Antwort auf: Hochbegabtes Kind

Guten Tag, leider habe ich auch keine Idee, wer Sie diesbezüglich beraten könnte, wenn es die Stiftung nicht kann. Wichtig scheint es mir aber, bei besonders begabten Kindern nicht nur auf die kognitiven Kompetenzen zu achten sondern auch auf die sozialen. Wie kommt ein Kind mit anderen Kindern zurecht. Sie schreiben, Ihre Tochter spiele gerne mit Älteren. In einem höheren Alter ist es aber die Frage, ob Ältere mit jemand deutlich Jüngerem Kontakt haben wollen.
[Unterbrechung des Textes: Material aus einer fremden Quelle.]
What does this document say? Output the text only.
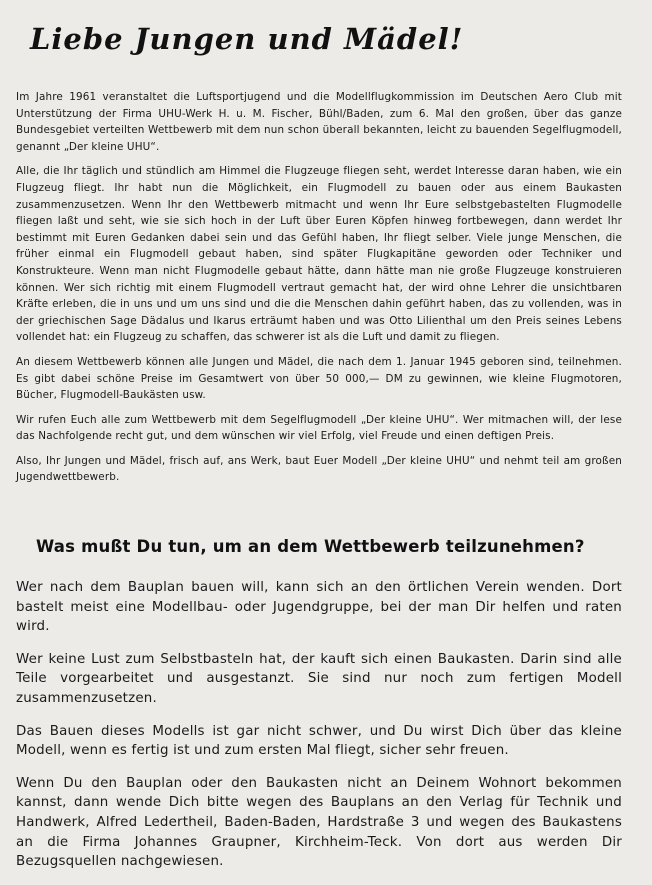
Liebe Jungen und Mädel!

Im Jahre 1961 veranstaltet die Luftsportjugend und die Modellflugkommission im Deutschen Aero Club mit Unterstützung der Firma UHU-Werk H. u. M. Fischer, Bühl/Baden, zum 6. Mal den großen, über das ganze Bundesgebiet verteilten Wettbewerb mit dem nun schon überall bekannten, leicht zu bauenden Segelflugmodell, genannt „Der kleine UHU“.

Alle, die Ihr täglich und stündlich am Himmel die Flugzeuge fliegen seht, werdet Interesse daran haben, wie ein Flugzeug fliegt. Ihr habt nun die Möglichkeit, ein Flugmodell zu bauen oder aus einem Baukasten zusammenzusetzen. Wenn Ihr den Wettbewerb mitmacht und wenn Ihr Eure selbstgebastelten Flugmodelle fliegen laßt und seht, wie sie sich hoch in der Luft über Euren Köpfen hinweg fortbewegen, dann werdet Ihr bestimmt mit Euren Gedanken dabei sein und das Gefühl haben, Ihr fliegt selber. Viele junge Menschen, die früher einmal ein Flugmodell gebaut haben, sind später Flugkapitäne geworden oder Techniker und Konstrukteure. Wenn man nicht Flugmodelle gebaut hätte, dann hätte man nie große Flugzeuge konstruieren können. Wer sich richtig mit einem Flugmodell vertraut gemacht hat, der wird ohne Lehrer die unsichtbaren Kräfte erleben, die in uns und um uns sind und die die Menschen dahin geführt haben, das zu vollenden, was in der griechischen Sage Dädalus und Ikarus erträumt haben und was Otto Lilienthal um den Preis seines Lebens vollendet hat: ein Flugzeug zu schaffen, das schwerer ist als die Luft und damit zu fliegen.

An diesem Wettbewerb können alle Jungen und Mädel, die nach dem 1. Januar 1945 geboren sind, teilnehmen. Es gibt dabei schöne Preise im Gesamtwert von über 50 000,— DM zu gewinnen, wie kleine Flugmotoren, Bücher, Flugmodell-Baukästen usw.

Wir rufen Euch alle zum Wettbewerb mit dem Segelflugmodell „Der kleine UHU“. Wer mitmachen will, der lese das Nachfolgende recht gut, und dem wünschen wir viel Erfolg, viel Freude und einen deftigen Preis.

Also, Ihr Jungen und Mädel, frisch auf, ans Werk, baut Euer Modell „Der kleine UHU“ und nehmt teil am großen Jugendwettbewerb.

Was mußt Du tun, um an dem Wettbewerb teilzunehmen?

Wer nach dem Bauplan bauen will, kann sich an den örtlichen Verein wenden. Dort bastelt meist eine Modellbau- oder Jugendgruppe, bei der man Dir helfen und raten wird.

Wer keine Lust zum Selbstbasteln hat, der kauft sich einen Baukasten. Darin sind alle Teile vorgearbeitet und ausgestanzt. Sie sind nur noch zum fertigen Modell zusammenzusetzen.

Das Bauen dieses Modells ist gar nicht schwer, und Du wirst Dich über das kleine Modell, wenn es fertig ist und zum ersten Mal fliegt, sicher sehr freuen.

Wenn Du den Bauplan oder den Baukasten nicht an Deinem Wohnort bekommen kannst, dann wende Dich bitte wegen des Bauplans an den Verlag für Technik und Handwerk, Alfred Ledertheil, Baden-Baden, Hardstraße 3 und wegen des Baukastens an die Firma Johannes Graupner, Kirchheim-Teck. Von dort aus werden Dir Bezugsquellen nachgewiesen.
Die oft zitierte Vereinsamung von Hochbegabten ist gewiss auch nicht wünschenswert. Die Psychologin, die Sie aufgesucht haben, hat Ihre Empfehlung sicherlich begründet, so dass Sie für Ihre Planungen darauf zurückgreifen können. Egal, wie Sie sich bezüglich der Einschulung und der Schulwahl entscheiden, Sie haben Ihre Tochter ja gut im Blick und können so möglicherweise auftretende Schwierigkeiten rasch erkennen und darauf reagieren. Möglicherweise hilft Ihnen dabei auch, die Entwicklung der Tochter nicht zu sehr mit Ihrer eigenen zu vergleichen. Ihre Tochter muss die Schule nicht genauso erleben, wie Sie es taten, und sie wird auch auf Erlebtes anders reagieren können. Ingrid Henkes

von Dr. med. Ludger Nohr am 16.07.2020



Antwort auf: Hochbegabtes Kind

Hallo, warum kannst Du es nicht selbst entscheiden? Du sagst doch, Du empfindest die Empfehlung als falsch. Also mach was. Schule Deine Tochter als Kann-Kind ein. Mache ich auch und meine Töchter sind nicht getestet, ich empfinde sie nur als schulreif und bekomme dieses Feedback auch aus dem Kindergarten und von anderen. Langeweile, die sich in Frustation äußert, ist nicht gut. Also, hilf ihr, wo Du kannst oder vielleicht hat sie Baustellen evtl im motorischen Bereich, die ihr abarbeiten könnt. Viel Spaß weiterhin.

von ayla.auel am 16.07.2020, 11:25



Antwort auf: Hochbegabtes Kind

Nichts zu tun, halte ich auch für falsch. Aber für eine Einschulung zählt nicht nur die Kognitive Entwicklung - die soziale Reife sollte auch passen. Also zB bestimmte Regeln einhalten können bzw. diesen Folge zu leisten. Insgesamt eine gewisse Eigenständigkeit zu zeigen. Und natürlich auch, mit den älteren Kindern klar kommen. Deine Tochter würde mit 5,5 eingeschult und ist dann mit Kindern in einer Klasse, die auch schon 7 sind. Schafft sie das? Zusammen spielen ist nicht das Gleiche wie zusammen als Gemeinschaft über Stunden funktionieren zu müssen. Ich würde mich definitiv nach Schulen erkundigen, die entweder HB erfahren sind oder tatsächlich Montessori. Unser Kind ist auf einer Monte und das Konzept, in einem Klasse jeweils die Jahrgänge 1-4 zusammen zu unterrichten, kommt auf jeden Fall den individuellen Leistungsständen von Kindern entgegen. Aber aufpassen: nicht ajede Schule, die sich Monte ins Konzept schreibt, setzt dieses auch tatsächlich im eigentlichen Sinne um. Ich würde an den Schulen hospitieren - was bei einer guten Schule kein Problem ist.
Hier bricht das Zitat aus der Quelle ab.